Le ministère du Budget qui publie chaque mois les chiffres sur les dépenses publiques, a, à brûle-pourpoint, cessé toute publication sur la Toile. Motif : son site a été piraté. Par qui ? Des hackers y auraient même introduit des données fallacieuses à telle enseigne que le ministère du Budget déconseille à quiconque de s’y attarder au risque de se faire piquer ses données personnelles. D’ailleurs, l’ACAJ que dirige l’avocat Georges Kapambia, fonde « ses dénonciations » sur des informations à lui fournies par « des fonctionnaires crédibles ». Par contre, le ministère du Budget n’a même pas indiqué quand son site sera opérationnel dans sa note d’avertissement à l’opinion publique qui barre le mur d’accueil du site. 

Toutefois, selon des informations collectées notamment auprès des secrétariats généraux des ministères et du régulateur des marchés publics, Business & Finances affirme, avec certitude, que le gouvernement Tshibala a bel et bien continué à effectuer des commandes de véhicules au lendemain des élections de fin décembre 2018, alors qu’il était censé expédier les affaires courantes et ne limiter ses dépenses qu’aux actions prioritaires et indispensables à la bonne marche de l’État.

Des dépenses démesurées  

Il est renseigné, par exemple, que le ministre du Budget sortant a passé commande de 8 véhicules 4×4 à Central Motors pour 395 996,5 dollars. Autre commande : Oly Ilunga, le ministre de la Santé publique a commandé 56 pneus à CFAO Motors  pour une valeur 17 605,08 dollars. « Un marché qu’on aurait dû accorder à une PME congolaise », regrette José Ebondja, activiste de la société civile. Et foi de ce vendeur, sur la Place Kimpwanza à Kasa-Vubu, le ministère de la Santé publique pouvait obtenir ce lot de pneus à un prix deux à trois fois moins cher… 

Les dépenses de l’État courant 2018 doivent au préalable faire l’objet de reddition des comptes au Parlement avant l’examen de la loi de finances 2020. Mais des bribes d’infos provenant du ministère du Budget indiquent des dépassements gargantuesques notamment à la primature et dans les ministères élevés en vice-primature en 2018. Le pays a obtenu 28 % dans la transparence budgétaire d’Open Budget Index (OBI) ou Indice du Budget Ouvert (IBO), soit la note de 84 sur 300 sur le degré de transparence budgétaire.  OBI classe, tous les deux ans, les États (109 pays pour le moment) selon leurs degrés de transparence budgétaire. C’est une évaluation qui repose sur des critères des organisations multilatérales (International Budget Partnership, OCDE, Initiative mondiale pour la transparence fiscale, FMI et Organisation internationale des institutions supérieures de contrôle…). Le but est de jauger la transparence et l’exhaustivité des budgets de ces États en vue de susciter en leur sein « les meilleures pratiques budgétaires », qui feraient, par exemple, que les citoyens, en plus d’être mieux informés sur le budget, participent aussi à toutes les phases du processus budgétaire, par des mécanismes appropriés. 
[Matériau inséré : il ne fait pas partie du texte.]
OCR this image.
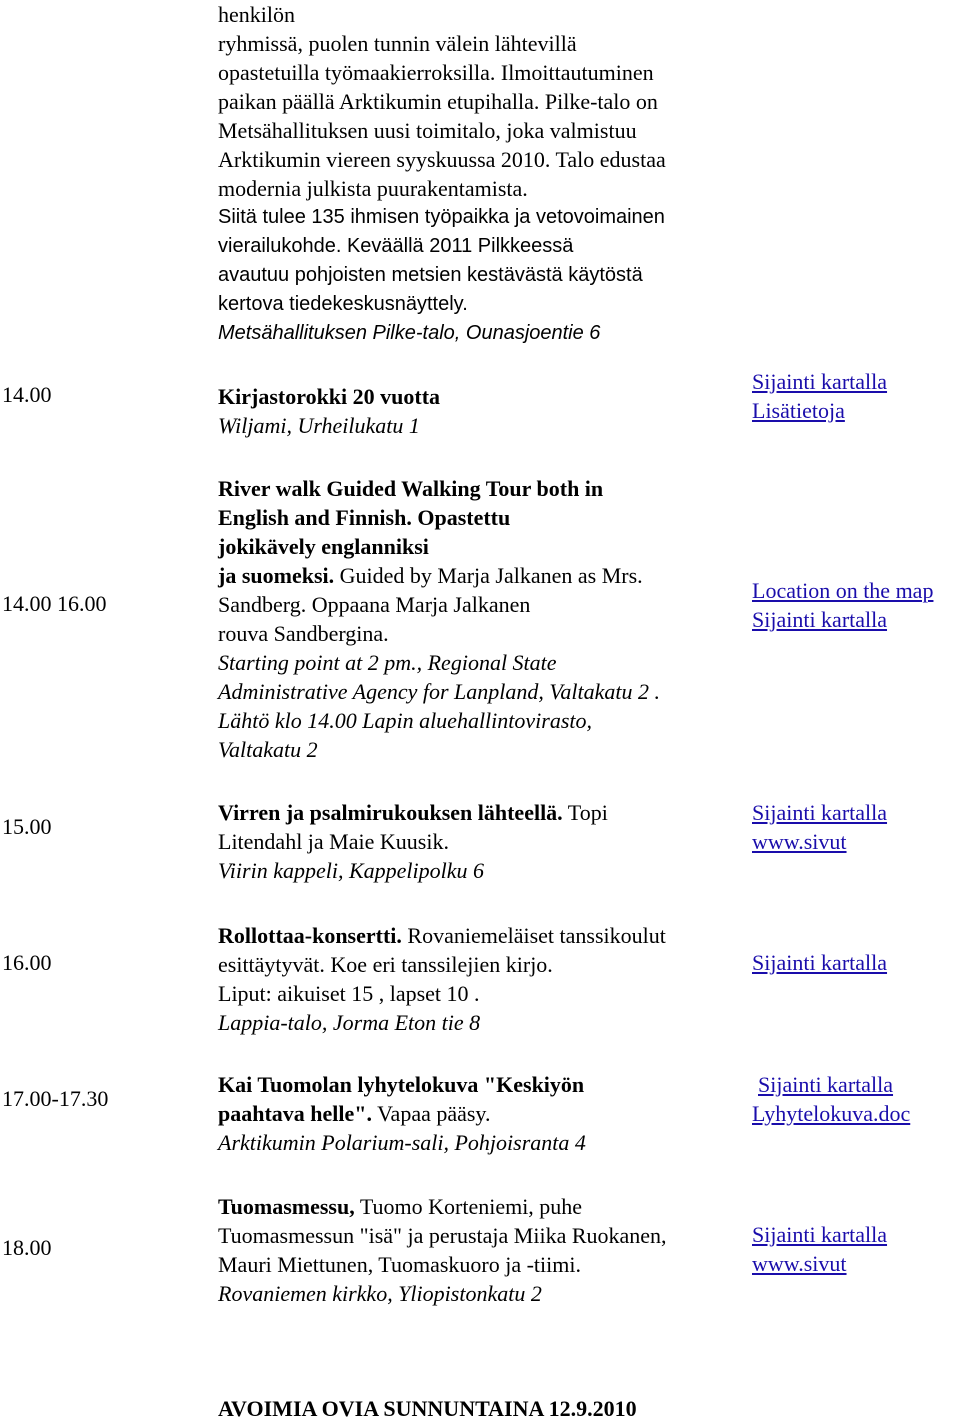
henkilön
ryhmissä, puolen tunnin välein lähtevillä
opastetuilla työmaakierroksilla. Ilmoittautuminen
paikan päällä Arktikumin etupihalla. Pilke-talo on
Metsähallituksen uusi toimitalo, joka valmistuu
Arktikumin viereen syyskuussa 2010. Talo edustaa
modernia julkista puurakentamista.
Siitä tulee 135 ihmisen työpaikka ja vetovoimainen
vierailukohde. Keväällä 2011 Pilkkeessä
avautuu pohjoisten metsien kestävästä käytöstä
kertova tiedekeskusnäyttely.
Metsähallituksen Pilke-talo, Ounasjoentie 6
14.00	Kirjastorokki 20 vuotta
Wiljami, Urheilukatu 1
Sijainti kartalla
Lisätietoja
14.00 16.00
River walk Guided Walking Tour both in
English and Finnish. Opastettu
jokikävely englanniksi
ja suomeksi. Guided by Marja Jalkanen as Mrs.
Sandberg. Oppaana Marja Jalkanen
rouva Sandbergina.
Starting point at 2 pm., Regional State
Administrative Agency for Lanpland, Valtakatu 2 .
Lähtö klo 14.00 Lapin aluehallintovirasto,
Valtakatu 2
Location on the map
Sijainti kartalla
15.00
Virren ja psalmirukouksen lähteellä. Topi
Litendahl ja Maie Kuusik.
Viirin kappeli, Kappelipolku 6
Sijainti kartalla
www.sivut
16.00
Rollottaa-konsertti. Rovaniemeläiset tanssikoulut
esittäytyvät. Koe eri tanssilejien kirjo.
Liput: aikuiset 15 , lapset 10 .
Lappia-talo, Jorma Eton tie 8
Sijainti kartalla
17.00-17.30
Kai Tuomolan lyhytelokuva "Keskiyön
paahtava helle". Vapaa pääsy.
Arktikumin Polarium-sali, Pohjoisranta 4
Sijainti kartalla
Lyhytelokuva.doc
18.00
Tuomasmessu, Tuomo Korteniemi, puhe
Tuomasmessun "isä" ja perustaja Miika Ruokanen,
Mauri Miettunen, Tuomaskuoro ja -tiimi.
Rovaniemen kirkko, Yliopistonkatu 2
Sijainti kartalla
www.sivut
AVOIMIA OVIA SUNNUNTAINA 12.9.2010
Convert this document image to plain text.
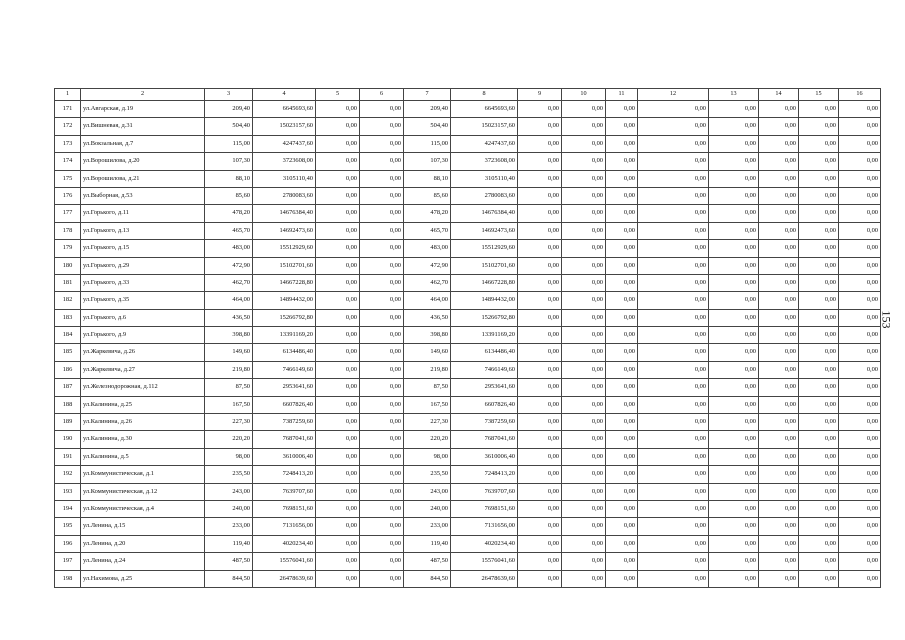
1	2	3	4	5	6	7	8	9	10	11	12	13	14	15	16
171	ул.Авгарская, д.19	209,40	6645693,60	0,00	0,00	209,40	6645693,60	0,00	0,00	0,00	0,00	0,00	0,00	0,00	0,00
172	ул.Вишневая, д.31	504,40	15023157,60	0,00	0,00	504,40	15023157,60	0,00	0,00	0,00	0,00	0,00	0,00	0,00	0,00
173	ул.Вокзальная, д.7	115,00	4247437,60	0,00	0,00	115,00	4247437,60	0,00	0,00	0,00	0,00	0,00	0,00	0,00	0,00
174	ул.Ворошилова, д.20	107,30	3723608,00	0,00	0,00	107,30	3723608,00	0,00	0,00	0,00	0,00	0,00	0,00	0,00	0,00
175	ул.Ворошилова, д.21	88,10	3105110,40	0,00	0,00	88,10	3105110,40	0,00	0,00	0,00	0,00	0,00	0,00	0,00	0,00
176	ул.Выборная, д.53	85,60	2780083,60	0,00	0,00	85,60	2780083,60	0,00	0,00	0,00	0,00	0,00	0,00	0,00	0,00
177	ул.Горького, д.11	478,20	14676384,40	0,00	0,00	478,20	14676384,40	0,00	0,00	0,00	0,00	0,00	0,00	0,00	0,00
178	ул.Горького, д.13	465,70	14692473,60	0,00	0,00	465,70	14692473,60	0,00	0,00	0,00	0,00	0,00	0,00	0,00	0,00
179	ул.Горького, д.15	483,00	15512929,60	0,00	0,00	483,00	15512929,60	0,00	0,00	0,00	0,00	0,00	0,00	0,00	0,00
180	ул.Горького, д.29	472,90	15102701,60	0,00	0,00	472,90	15102701,60	0,00	0,00	0,00	0,00	0,00	0,00	0,00	0,00
181	ул.Горького, д.33	462,70	14667228,80	0,00	0,00	462,70	14667228,80	0,00	0,00	0,00	0,00	0,00	0,00	0,00	0,00
182	ул.Горького, д.35	464,00	14894432,00	0,00	0,00	464,00	14894432,00	0,00	0,00	0,00	0,00	0,00	0,00	0,00	0,00
183	ул.Горького, д.6	436,50	15266792,80	0,00	0,00	436,50	15266792,80	0,00	0,00	0,00	0,00	0,00	0,00	0,00	0,00
184	ул.Горького, д.9	398,80	13391169,20	0,00	0,00	398,80	13391169,20	0,00	0,00	0,00	0,00	0,00	0,00	0,00	0,00
185	ул.Жаркевича, д.26	149,60	6134486,40	0,00	0,00	149,60	6134486,40	0,00	0,00	0,00	0,00	0,00	0,00	0,00	0,00
186	ул.Жаркевича, д.27	219,80	7466149,60	0,00	0,00	219,80	7466149,60	0,00	0,00	0,00	0,00	0,00	0,00	0,00	0,00
187	ул.Железнодорожная, д.112	87,50	2953641,60	0,00	0,00	87,50	2953641,60	0,00	0,00	0,00	0,00	0,00	0,00	0,00	0,00
188	ул.Калинина, д.25	167,50	6607826,40	0,00	0,00	167,50	6607826,40	0,00	0,00	0,00	0,00	0,00	0,00	0,00	0,00
189	ул.Калинина, д.26	227,30	7387259,60	0,00	0,00	227,30	7387259,60	0,00	0,00	0,00	0,00	0,00	0,00	0,00	0,00
190	ул.Калинина, д.30	220,20	7687041,60	0,00	0,00	220,20	7687041,60	0,00	0,00	0,00	0,00	0,00	0,00	0,00	0,00
191	ул.Калинина, д.5	98,00	3610006,40	0,00	0,00	98,00	3610006,40	0,00	0,00	0,00	0,00	0,00	0,00	0,00	0,00
192	ул.Коммунистическая, д.1	235,50	7248413,20	0,00	0,00	235,50	7248413,20	0,00	0,00	0,00	0,00	0,00	0,00	0,00	0,00
193	ул.Коммунистическая, д.12	243,00	7639707,60	0,00	0,00	243,00	7639707,60	0,00	0,00	0,00	0,00	0,00	0,00	0,00	0,00
194	ул.Коммунистическая, д.4	240,00	7698151,60	0,00	0,00	240,00	7698151,60	0,00	0,00	0,00	0,00	0,00	0,00	0,00	0,00
195	ул.Ленина, д.15	233,00	7131656,00	0,00	0,00	233,00	7131656,00	0,00	0,00	0,00	0,00	0,00	0,00	0,00	0,00
196	ул.Ленина, д.20	119,40	4020234,40	0,00	0,00	119,40	4020234,40	0,00	0,00	0,00	0,00	0,00	0,00	0,00	0,00
197	ул.Ленина, д.24	487,50	15576041,60	0,00	0,00	487,50	15576041,60	0,00	0,00	0,00	0,00	0,00	0,00	0,00	0,00
198	ул.Нахимова, д.25	844,50	26478639,60	0,00	0,00	844,50	26478639,60	0,00	0,00	0,00	0,00	0,00	0,00	0,00	0,00
153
Les résultats de l’enquête sont publiés et divulgués au cours de plusieurs événements, appelés « Lancement », tant aux niveaux mondial, régional qu’au niveau national, en présence des autorités gouvernementales et du public. Le Lancement des résultats de l’IBO 2017 pour la RDC a été organisé à Kinshasa. Trois éléments ont, en effet, été évalués : la transparence, la participation du public et le contrôle budgétaire.  Transparence

Sur le classement, la RDC est le bon dernier de 109 États dont le budget 2017 a fait l’objet de l’enquête : 29 sur 100, au regard de la moyenne mondiale de 42 sur 100. Les indicateurs de transparence évaluent la mesure dans laquelle le gouvernement central met à la disposition du public les huit documents budgétaires clés en ligne en temps opportun et si ces documents présentent les données budgétaires de manière exhaustive et utile. Les huit documents clés  dont question sont la déclaration préalable au budget, le projet du budget ou projet de loi de finances, le budget citoyen, le budget promulgué ou loi de finances promulguée, les rapports en cours d’année (mensuels et trimestriels), le rapport semestriel, le rapport de fin d’année ou rapport annuel ainsi que le rapport d’audit sur le budget ou la loi de finances. 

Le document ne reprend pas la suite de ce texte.